I was just checking out some parts of the Julia ecosystem and wanted to plot the solutions to some simple linear first order ordinary differential equations that were solved by Sympy.
So if I have a growth equation like
using SymPy
@vars t k
F = SymFunction("F")
diffeq = F'(t) - k*F(t)
res = dsolve(diffeq, F(t), ics=(F, 0, 2))
So I get an expected result like
F(t) = 2e^{kt}
However, when I go to plot this, the code will break
using Plots
plot(res, -1, 5)
The message looks as below. I can include the full stacktrace if anyone is interested.
ERROR: MethodError: no method matching ##465(::Float64)
Closest candidates are:
##465(::Any, ::Any) at none:0
So I am just trying to figure out what I am missing to make the plot work? Any suggestions?
You probably want to get a vector of times and the solution to your ODE at those times using your parameter, and then pass those vectors to plot. The plot function doesn’t know how to plot an arbitrary SymPy object.
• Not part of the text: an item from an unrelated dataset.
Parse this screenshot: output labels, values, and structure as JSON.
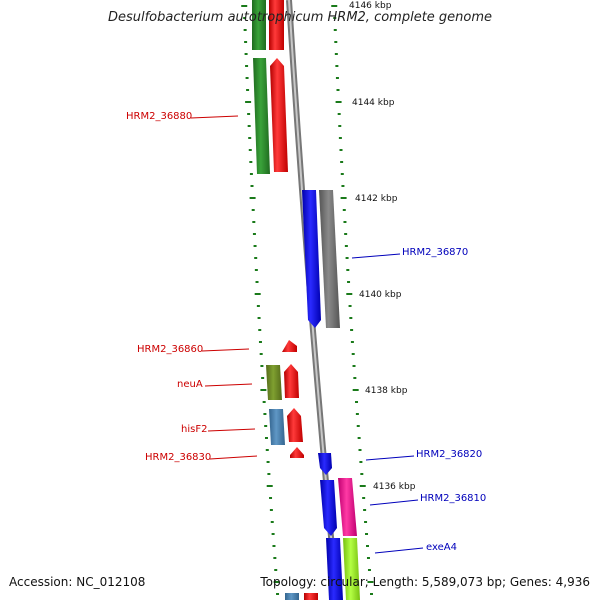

You need to plot an expression that can be “lambdified,” in this case, just the right hand side. You also need to have k set to a value, not a symbol. Something like this:
plot(rhs(res)(k=>2), 0, 2 )
The lambdify function could (should) be extended to handle Eq objects like res, so that might be worth an issue.
Thanks Chris. Wow, I did not imagine I would find a bug. I figured that so many people would have used SymPy to plot simple ODEs that it must be a well-traveled area of code. I will open a bug request and see what the response is. Thanks.
@j_verzani thanks for the explanation and the example. I saw that SymPy could plot other simple symbolic equations in a tutorial, but could not get it to work with the solutions to ODEs. I saw that a regular symbolic equation only had the right hand side and that ODE solutions had both a right and left hand side–but referenced the same “Symbol” type. So now I understand that I can extract the equation from the ODE solution using rhs(). I can use the code you provided :). I will also open up an issue with the SymPy.jl folks and see what they say.
@jkbest2 thanks for the suggestion. You are right that I could have tried manually computing the output of the equation. I remember that in python Sympy a user can directly plot an ODE solution, so I figured it might be the same in Julia. Turns out Julia users can directly plot the solution too. I guess you never know till you try.